Les PME structurées bien plus optimistes que les TPE pour 2014

27 janvier 2014

Isabelle Marie

Sans grande surprise, la 58 ème enquête semestrielle de conjoncture PME réalisée désormais par Bpifrance montre des résultats pour le moins contrastés selon la taille des entreprises et du fait des secteurs d’activité. Il est vrai qu’en période de tensions économique l’hétérogénéité des résultats domine. Comme le constate les analystes de Bpifrance, entre une PME de moins de 20 salariés et une structure de plus de 100 employés, les disparités sont fortes tant sur le plan de l’évolution du chiffre d’affaires, des investissements et perspectives d’investissement que de la rentabilité et de l’accès aux financements.

En 2013, le chiffre d’affaires a commencé à progresser dans les entreprises de plus de 100 salariés mais cet indicateur a accentué son recul au sein des TPE. Il apparaît que la perception des dirigeants pour leur activité sur l’année 2014 s’est légèrement améliorée lors de l’enquête menée fin 2013. Ils sont 23 % à anticiper une hausse de leur activité pour l’année en cours. Mais un nombre légèrement supérieur d’entreprises ( 26 %) prévoient un recul de leur chiffre d’affaires pour la période considérée. Soulignons que les entreprises exportatrices et innovantes sont, sur ce plan, nettement plus optimistes que la moyenne. « En 2014, les perspectives d’activité sont significativement positives dans l’industrie et dans le commerce de gros », souligne Bpifrance.

Un niveau d'investissement à la baisse

Sur le front de l’emploi, il n’y a malheureusement de véritable embellie, du moins telles que s’expriment les intentions. En effet, seules 14 % des entreprises envisagent d’accroitre leurs effectifs alors que 15 % d’entre elles pensent les réduire au cours de cette année 2014. Les entreprises qui anticipent une réduction de leurs effectifs se comptent essentiellement parmi les plus petites d’entre elle, les TPE. En revanche, pour les structures de plus de 20 salariés, les perspectives de créations d’emploi sont nettement plus favorables. Sur ce plan, les secteurs qui font montre du  plus d’optimistes sont le commerce de gros, l’industrie et les services aux entreprises. « Ces secteurs dits « amonts » de l’économie sont en général les premiers à sortir de la crise, laissant présager une amélioration globale de l’économie en 2014 », note Bpifrance dans cette enquête de conjoncture sur les PME.

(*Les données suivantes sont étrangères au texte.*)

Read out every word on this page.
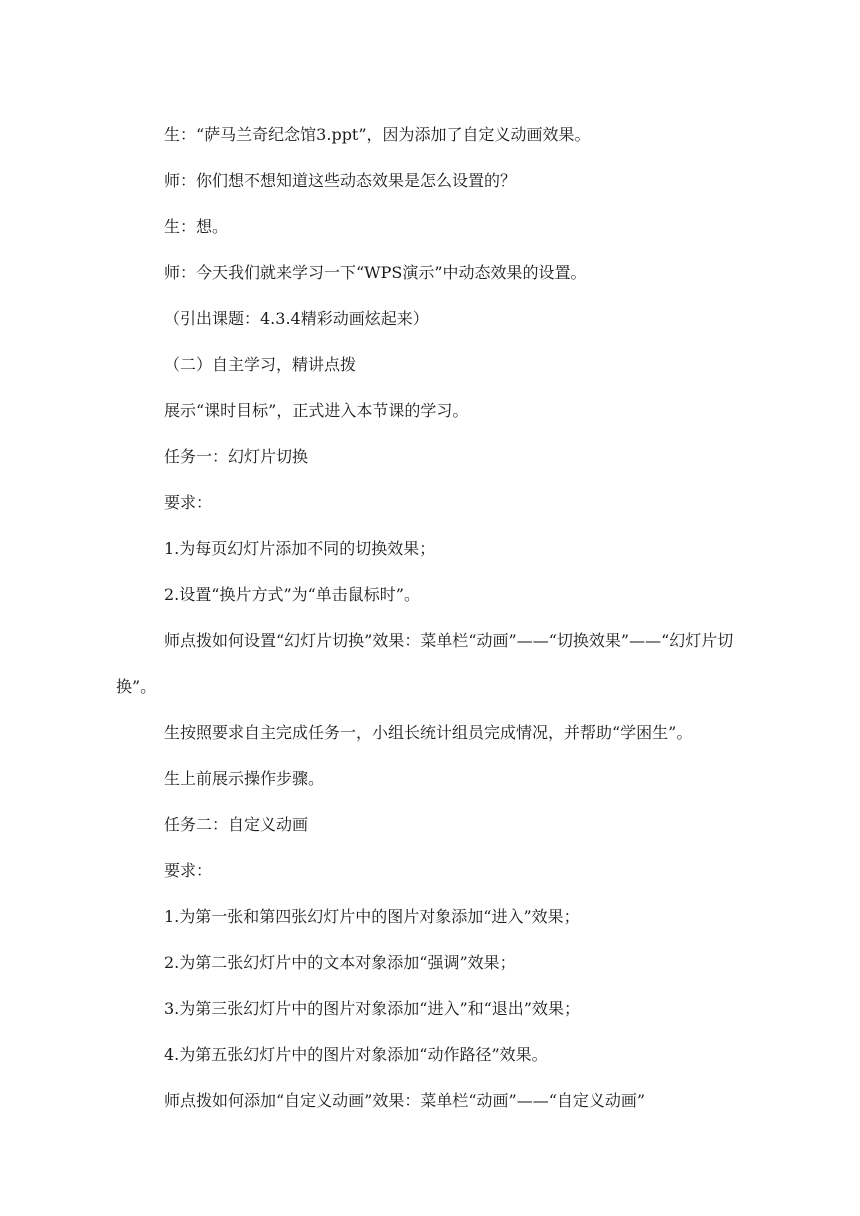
生：“萨马兰奇纪念馆3.ppt”，因为添加了自定义动画效果。

师：你们想不想知道这些动态效果是怎么设置的？

生：想。

师：今天我们就来学习一下“WPS演示”中动态效果的设置。

（引出课题：4.3.4精彩动画炫起来）

（二）自主学习，精讲点拨

展示“课时目标”，正式进入本节课的学习。

任务一：幻灯片切换

要求：

1.为每页幻灯片添加不同的切换效果；

2.设置“换片方式”为“单击鼠标时”。

师点拨如何设置“幻灯片切换”效果：菜单栏“动画”——“切换效果”——“幻灯片切换”。

生按照要求自主完成任务一，小组长统计组员完成情况，并帮助“学困生”。

生上前展示操作步骤。

任务二：自定义动画

要求：

1.为第一张和第四张幻灯片中的图片对象添加“进入”效果；

2.为第二张幻灯片中的文本对象添加“强调”效果；

3.为第三张幻灯片中的图片对象添加“进入”和“退出”效果；

4.为第五张幻灯片中的图片对象添加“动作路径”效果。

师点拨如何添加“自定义动画”效果：菜单栏“动画”——“自定义动画”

Seulement 57 % des dirigeants de PME interrogés considèrent, à fin 2013, comme « normale ou aisée » la situation de leur trésorerie, ce qui est une proportion très en-deçà de la moyenne long terme sur cet indicateur. Le niveau de trésorerie s’est particulièrement dégradé pour les entreprises liées au secteur de la consommation des ménages. Comme pour l’activité, les entreprises exportatrices et innovantes connaissent une situation de trésorerie bien meilleure puisque 66 % des dirigeants de ces dernières la considère comme « normale ou aisée ».

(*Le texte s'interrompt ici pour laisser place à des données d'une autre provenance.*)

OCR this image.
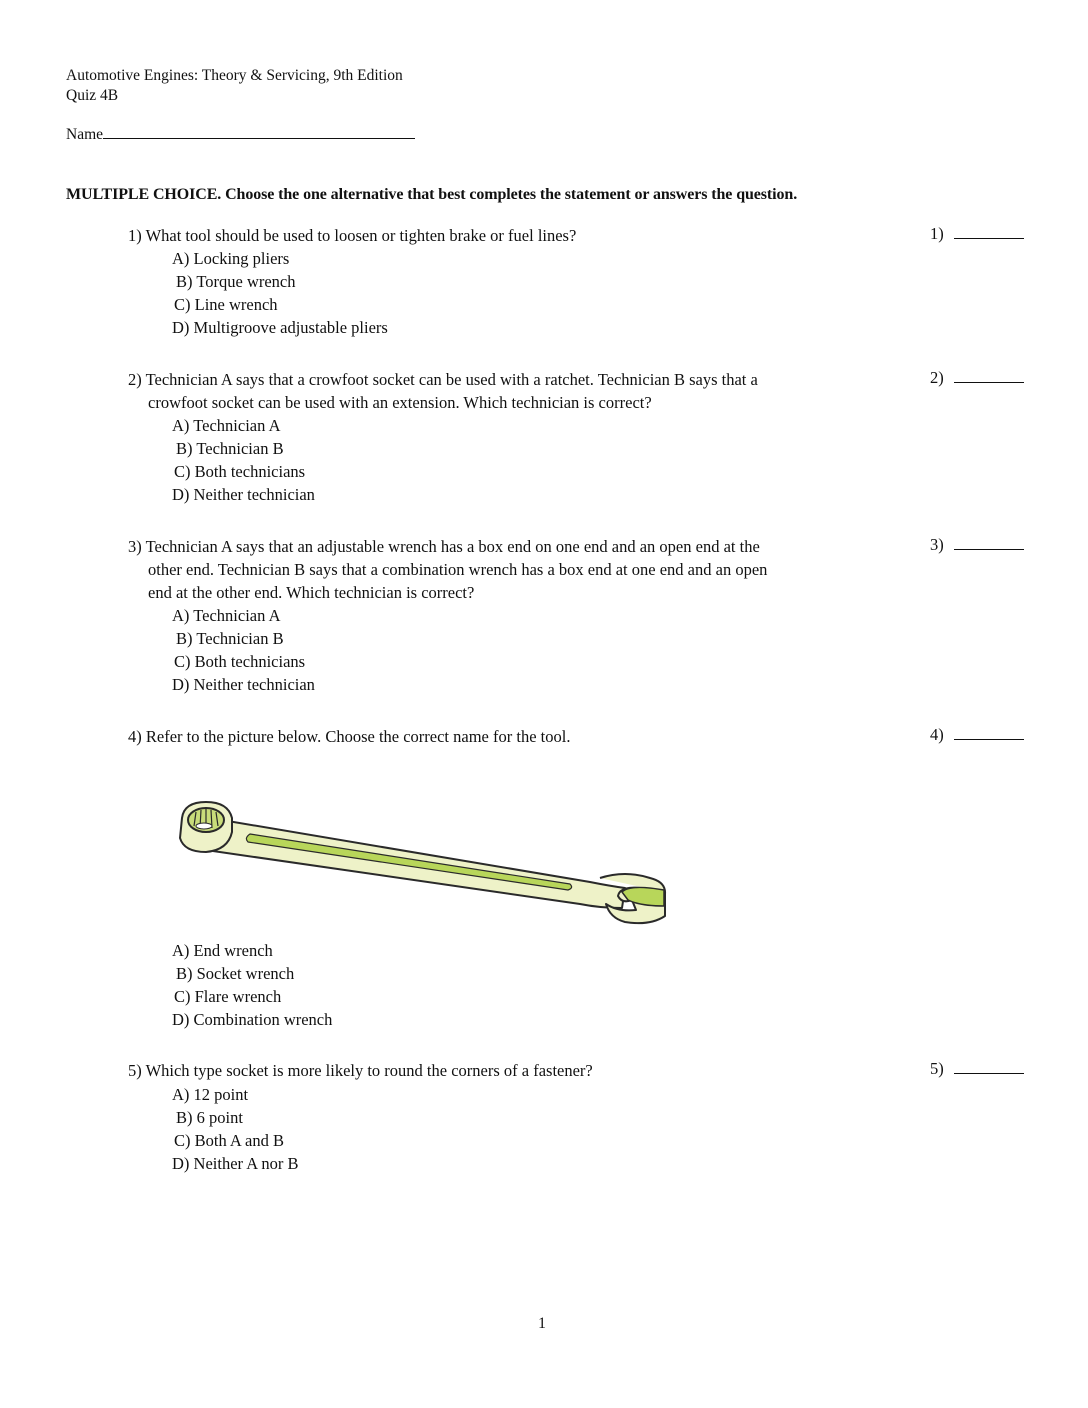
Automotive Engines: Theory & Servicing, 9th Edition
Quiz 4B
Name
MULTIPLE CHOICE. Choose the one alternative that best completes the statement or answers the question.
1) What tool should be used to loosen or tighten brake or fuel lines?	1)
A) Locking pliers
B) Torque wrench
C) Line wrench
D) Multigroove adjustable pliers
2) Technician A says that a crowfoot socket can be used with a ratchet. Technician B says that a
crowfoot socket can be used with an extension. Which technician is correct?
2)
A) Technician A
B) Technician B
C) Both technicians
D) Neither technician
3) Technician A says that an adjustable wrench has a box end on one end and an open end at the
other end. Technician B says that a combination wrench has a box end at one end and an open
end at the other end. Which technician is correct?
3)
A) Technician A
B) Technician B
C) Both technicians
D) Neither technician
4) Refer to the picture below. Choose the correct name for the tool.	4)
A) End wrench
B) Socket wrench
C) Flare wrench
D) Combination wrench
5) Which type socket is more likely to round the corners of a fastener?	5)
A) 12 point
B) 6 point
C) Both A and B
D) Neither A nor B
1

Le niveau des décisions d’investissements n’est, lui non plus, guère réjouissant. 48 % des chefs d’entreprises annoncent des investissements pour en 2013, contre 52 % en 2012 et 55 % en 2011. Le recul de l’investissement est plus marqué chez les TPE. Enfin, soulignons que l’accès au crédit à l’investissement demeure difficile pour 12 % des PME. Un dernier indicateur qui n’est pas si alarmant que cela.